The open interest on futures contracts is used to calculate the amount of money that is currently in play. It simply considers open positions rather than the number of trades made per day.

This statistic retraced to $340 million after peaking at $1.2 billion on April 17. Although much smaller, it is presently trading at the same levels as DOT, which was trading around $20 in early February.

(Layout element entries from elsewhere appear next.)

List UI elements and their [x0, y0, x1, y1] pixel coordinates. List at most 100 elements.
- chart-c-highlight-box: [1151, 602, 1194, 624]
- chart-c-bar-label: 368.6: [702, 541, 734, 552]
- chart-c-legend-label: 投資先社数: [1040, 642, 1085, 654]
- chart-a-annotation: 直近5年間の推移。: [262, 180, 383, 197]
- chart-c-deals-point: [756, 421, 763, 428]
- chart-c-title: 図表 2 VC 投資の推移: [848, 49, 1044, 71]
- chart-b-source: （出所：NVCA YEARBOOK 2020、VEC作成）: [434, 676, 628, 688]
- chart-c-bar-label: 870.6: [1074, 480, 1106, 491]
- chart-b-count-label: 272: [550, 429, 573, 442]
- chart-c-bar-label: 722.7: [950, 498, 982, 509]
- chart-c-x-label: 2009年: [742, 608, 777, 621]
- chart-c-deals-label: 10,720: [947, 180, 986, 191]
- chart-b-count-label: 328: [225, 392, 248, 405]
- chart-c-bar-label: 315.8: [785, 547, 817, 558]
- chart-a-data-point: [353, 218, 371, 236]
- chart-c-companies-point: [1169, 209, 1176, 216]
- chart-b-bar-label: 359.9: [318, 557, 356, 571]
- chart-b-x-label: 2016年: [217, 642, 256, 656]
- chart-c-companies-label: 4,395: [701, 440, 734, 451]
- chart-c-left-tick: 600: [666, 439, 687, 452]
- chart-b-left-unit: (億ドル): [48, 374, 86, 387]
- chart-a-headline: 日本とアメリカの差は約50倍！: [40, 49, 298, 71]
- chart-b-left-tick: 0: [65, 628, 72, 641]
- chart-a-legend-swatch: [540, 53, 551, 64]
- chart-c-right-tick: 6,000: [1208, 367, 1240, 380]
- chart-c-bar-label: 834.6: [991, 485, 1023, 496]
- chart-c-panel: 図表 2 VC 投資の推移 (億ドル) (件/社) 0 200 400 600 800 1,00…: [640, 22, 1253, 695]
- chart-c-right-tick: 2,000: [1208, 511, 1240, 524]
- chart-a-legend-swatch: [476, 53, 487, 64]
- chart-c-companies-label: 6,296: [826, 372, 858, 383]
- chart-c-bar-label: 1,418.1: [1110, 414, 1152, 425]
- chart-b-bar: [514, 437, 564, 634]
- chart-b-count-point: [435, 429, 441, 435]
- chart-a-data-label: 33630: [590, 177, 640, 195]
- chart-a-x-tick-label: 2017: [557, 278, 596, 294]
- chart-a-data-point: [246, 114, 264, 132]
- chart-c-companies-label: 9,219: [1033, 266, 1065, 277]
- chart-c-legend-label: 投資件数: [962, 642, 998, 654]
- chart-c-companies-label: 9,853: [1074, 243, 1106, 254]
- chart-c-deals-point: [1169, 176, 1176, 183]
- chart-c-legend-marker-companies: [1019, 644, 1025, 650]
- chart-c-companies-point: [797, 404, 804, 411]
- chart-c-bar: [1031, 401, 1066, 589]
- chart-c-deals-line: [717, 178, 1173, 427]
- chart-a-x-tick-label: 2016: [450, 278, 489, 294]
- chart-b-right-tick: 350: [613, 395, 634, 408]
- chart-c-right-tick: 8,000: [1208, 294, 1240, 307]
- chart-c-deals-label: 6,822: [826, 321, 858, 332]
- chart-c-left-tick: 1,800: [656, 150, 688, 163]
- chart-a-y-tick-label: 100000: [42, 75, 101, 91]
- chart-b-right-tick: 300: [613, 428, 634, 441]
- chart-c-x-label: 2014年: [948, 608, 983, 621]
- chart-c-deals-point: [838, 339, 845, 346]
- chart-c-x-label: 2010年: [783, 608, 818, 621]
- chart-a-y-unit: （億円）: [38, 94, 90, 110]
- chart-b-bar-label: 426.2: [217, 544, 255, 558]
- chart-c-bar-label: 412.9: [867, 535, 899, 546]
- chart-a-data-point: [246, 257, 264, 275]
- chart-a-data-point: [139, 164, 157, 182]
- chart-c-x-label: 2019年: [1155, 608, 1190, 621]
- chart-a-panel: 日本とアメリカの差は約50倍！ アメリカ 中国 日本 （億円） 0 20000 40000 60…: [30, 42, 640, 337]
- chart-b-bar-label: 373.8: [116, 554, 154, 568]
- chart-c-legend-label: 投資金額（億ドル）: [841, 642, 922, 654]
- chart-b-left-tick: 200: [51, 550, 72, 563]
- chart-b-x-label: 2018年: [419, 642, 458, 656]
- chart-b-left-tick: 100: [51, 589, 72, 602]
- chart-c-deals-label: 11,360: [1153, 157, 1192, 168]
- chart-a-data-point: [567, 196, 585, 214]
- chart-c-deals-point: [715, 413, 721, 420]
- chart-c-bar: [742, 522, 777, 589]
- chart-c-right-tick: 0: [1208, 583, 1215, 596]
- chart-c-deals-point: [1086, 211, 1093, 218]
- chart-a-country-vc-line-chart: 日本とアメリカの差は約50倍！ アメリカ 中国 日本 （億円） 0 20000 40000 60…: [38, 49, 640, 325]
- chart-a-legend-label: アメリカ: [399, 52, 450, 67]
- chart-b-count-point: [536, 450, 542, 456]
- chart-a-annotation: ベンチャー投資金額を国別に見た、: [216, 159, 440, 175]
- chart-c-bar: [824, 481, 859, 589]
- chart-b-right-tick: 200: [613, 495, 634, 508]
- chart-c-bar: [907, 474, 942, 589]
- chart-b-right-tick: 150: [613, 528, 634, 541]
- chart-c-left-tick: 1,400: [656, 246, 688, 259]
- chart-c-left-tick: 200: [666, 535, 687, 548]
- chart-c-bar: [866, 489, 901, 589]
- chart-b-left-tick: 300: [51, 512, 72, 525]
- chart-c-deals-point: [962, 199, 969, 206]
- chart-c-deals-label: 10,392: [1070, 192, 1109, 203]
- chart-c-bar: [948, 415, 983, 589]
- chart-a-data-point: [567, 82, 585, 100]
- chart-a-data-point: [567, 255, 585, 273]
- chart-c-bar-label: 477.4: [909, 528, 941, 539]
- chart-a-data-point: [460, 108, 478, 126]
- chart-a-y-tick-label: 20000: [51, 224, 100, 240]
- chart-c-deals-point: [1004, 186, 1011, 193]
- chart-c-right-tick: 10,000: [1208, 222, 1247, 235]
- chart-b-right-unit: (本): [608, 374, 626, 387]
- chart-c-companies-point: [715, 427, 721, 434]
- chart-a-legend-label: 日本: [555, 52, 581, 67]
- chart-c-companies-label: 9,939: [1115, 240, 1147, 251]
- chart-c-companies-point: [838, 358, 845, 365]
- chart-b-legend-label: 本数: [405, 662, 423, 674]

The use of leverage has been moderated.

In futures contracts, longs (buyers) and shorts (sellers) are always matched, but their leverage changes. The financing rate indicator will catch any eventual imbalances, and derivatives exchanges will tax whichever side is employing greater leverage to balance their risk.

As illustrated above, the financing rate was generally negative from mid-July to August 1, showing that shorts were demanding more leverage. A weekly rate of 1% is equal to a negative 0.05 percent rate every 8 hours. However, the situation has changed in the last two weeks, with the indicator fluctuating between 0% and 0.04 percent, which is considered neutral.

In terms of derivatives trading, the open interest and financing rate show no signs of bullishness. After the current rally, there are no symptoms of excessive leverage or excitement, which is also a healthy sign.

DOT's performance will most likely be determined by its ecosystem development, as both metrics are now neutral.